Entre autres denrées, ce marchand trafiquait d'esclaves; si bien qu'allant à Éphèse pour se défaire de ceux qu'il

avait, ce que chacun d'eux devait porter pour la commodité du voyage fut réparti suivant leur emploi et selon leurs forces. Ésope pria qu'on cût égard à sa taille; qu'il était nouveau venu, et devait être traité doucement. « Tu ne porteras rien, si tu veux, » lui repartirent ses camarades. Ésope se piqua d'honneur, et voulut avoir sa charge comme les autres. On le laissa donc choisir. Il prit le panier au pain: c'était le fardeau le plus pesant. Chacun crut qu'il l'avait fait par bêtise; mais dès la dînée le panier fut entamé, et le Phrygien déchargé d'autant; ainsi le soir, et de même le lendemain, de façon qu'au bout de deux jours il marchait à vide. Le bon sens et le raisonnement du personnage furent admirés.

Quant au marchand, il se défit de tous ses esclaves, à la réserve d'un grammairien, d'un chantre et d'Ésope, lesquels il alla exposer en vente à Samos. Avant que de les mener sur la place, il fit habiller les deux premiers le plus proprement qu'il put, comme chacun farde sa marchandise: Ésope, au contraire, ne fut revêtu que d'un sac, et placé entre ses deux compagnons, afin de leur donner lustre. Quelques acheteurs se présentèrent, entre autres un philosophe appelé Xantus. Il demanda au grammairien et au chantre ce qu'ils savaient faire. « Tout, » reprirent-ils. Cela fit rire le Phrygien: on peut s'imaginer de quel air. Planude rapporte qu'il s'en fallut peu qu'on ne prît la fuite, tant il fit une effroyable grimace. Le marchand fit son chantre mille oboles, son grammairien trois mille; et, en cas qu'on achetât l'un des deux, il devait donner Ésope par-dessus le marché. La cherté du grammairien et du chantre dégoûta Xantus. Mais, pour ne pas retourner chez soi sans avoir fait quelque emplette, ses disciples lui conseillèrent d'acheter ce petit bout d'homme qui avait ri d'aussi bonne grâce; on en ferait un épouvantail, il divertirait les gens par sa mine. Xantus se laissa persuader, et fit le prix d'Ésope à soixante oboles. Il lui demanda, avant que de l'acheter, à quoi il lui serait propre, comme il l'avait demandé à ses camarades. Ésope répondit : « A rien,>> puisque les deux autres avaient tout retenu pour eux. Les commis de la douane remirent généreusement à Xantus le sou par livre, et lui en donnèrent quittance sans rien payer. Xantus avait une femme d'un goût assez délicat, et à qui toutes sortes de gens ne plaisaient pas si bien que de lui

aller présenter sérieusemeut son nouvel esclave, il n'y avait pas d'apparence, à moins qu'il ne la voulût mettre en colère et se faire moquer de lui. Il jugea plus à propos d'en faire un sujet de plaisanterie, et alla dire au logis qu'il venait d'acheter un jeune esclave le plus beau du monde et le mieux fait. Sur cette nouvelle, les filles qui servaient sa femme se pensèrent battre à qui le verrait la première; mais elles furent bien étonnées quand le personnage parut. L'une se mit la main devant les yeux, l'autre s'enfuit, l'autre fit un cri. La maîtresse du logis dit que c'était pour la chasser qu'on lui amenait un tel monstre; qu'il y avait longtemps que le philosophe se lassait d'elle. De parole en parole le différend s'échauffa jusqu'à tel point, que la femme demanda son bien et voulut se retirer chez ses parents. Xantus fit tant par sa patience, et Ésope par son esprit, que les choses s'accommodèrent. On ne parla plus de s'en aller, et peut-être que l'accoutumance effaça à la fin une partie de la laideur du nouvel esclave.

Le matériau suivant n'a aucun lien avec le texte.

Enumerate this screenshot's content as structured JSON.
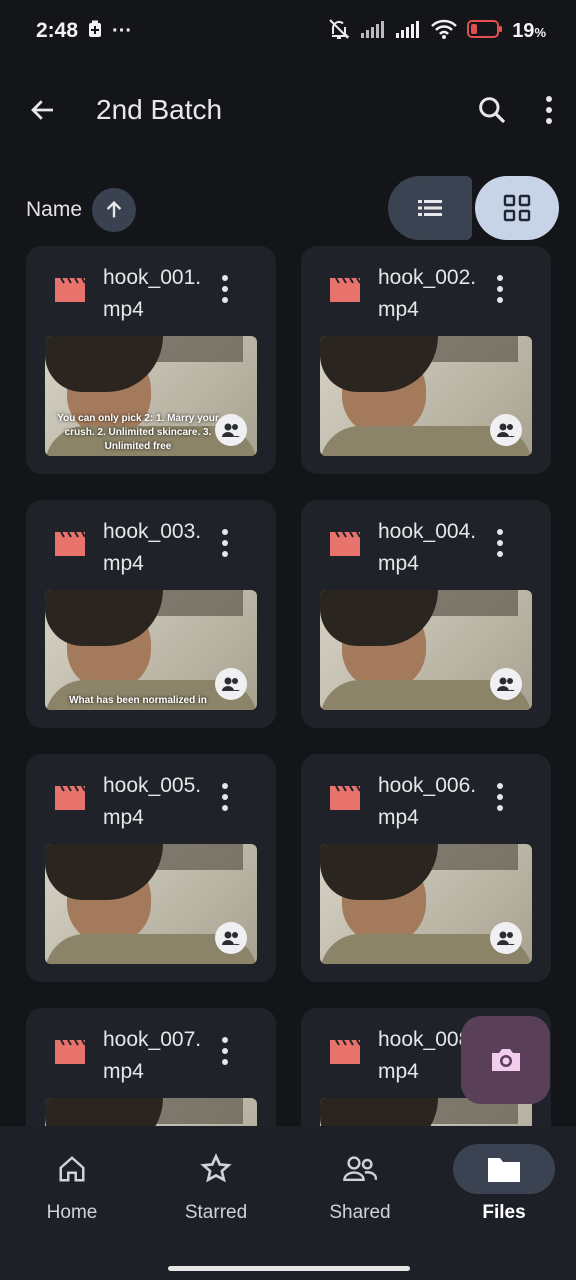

Je laisserai beaucoup de petites choses où il fit paraître la vivacité de son esprit; car, quoiqu'on puisse juger par là de son caractère, elles sont de trop peu de conséquence pour en informer la postérité. Voici seulement un échantillon de son bon sens et de l'ignorance de son maître. Celui-ci alla chez un jardinier se choisir lui-même une salade. Les herbes cueillies, le jardinier le pria de lui satisfaire l'esprit sur une difficulté qui regardait la philosophie aussi bien que le jardinage : c'est que les herbes qu'il plantait et qu'il cultivait avec un grand soin ne profitaient point, tout au contraire de celles que la terre produisait d'elle-même sans culture ni amendement. Xantus rapporta le tout à la Providence, comme on a coutume de faire quand on est court. Ésope se mit à rire; et ayant tiré son maître à part, il lui conseilla de dire à ce jardinier qu'il lui avait fait une réponse aussi générale parce que la question n'était pas digne de lui: il le laissait donc avec son garçon, qui assurément le satisferait. Xantus s'étant allé promener d'un autre côté du jardin, Ésope compara la terre à une femme qui, ayant des enfants d'un premier mari, en épouserait un second qui aurait aussi des enfants d'une autre femme sa nouvelle épouse ne manquerait pas de concevoir de l'aversion pour ceux-ci, et leur ôterait la

nourriture afin que les siens en profitassent. Il en était ainsi de la terre, qui n'adoptait qu'avec peine les productions du travail et de la culture, et qui réservait toute sa tendresse et tous ses bienfaits pour les siennes seules: elle était marâtre des unes et mère passionnée des autres. Le jardinier parut si content de cette raison, qu'il offrit à Ésope tout ce qui était dans son jardin.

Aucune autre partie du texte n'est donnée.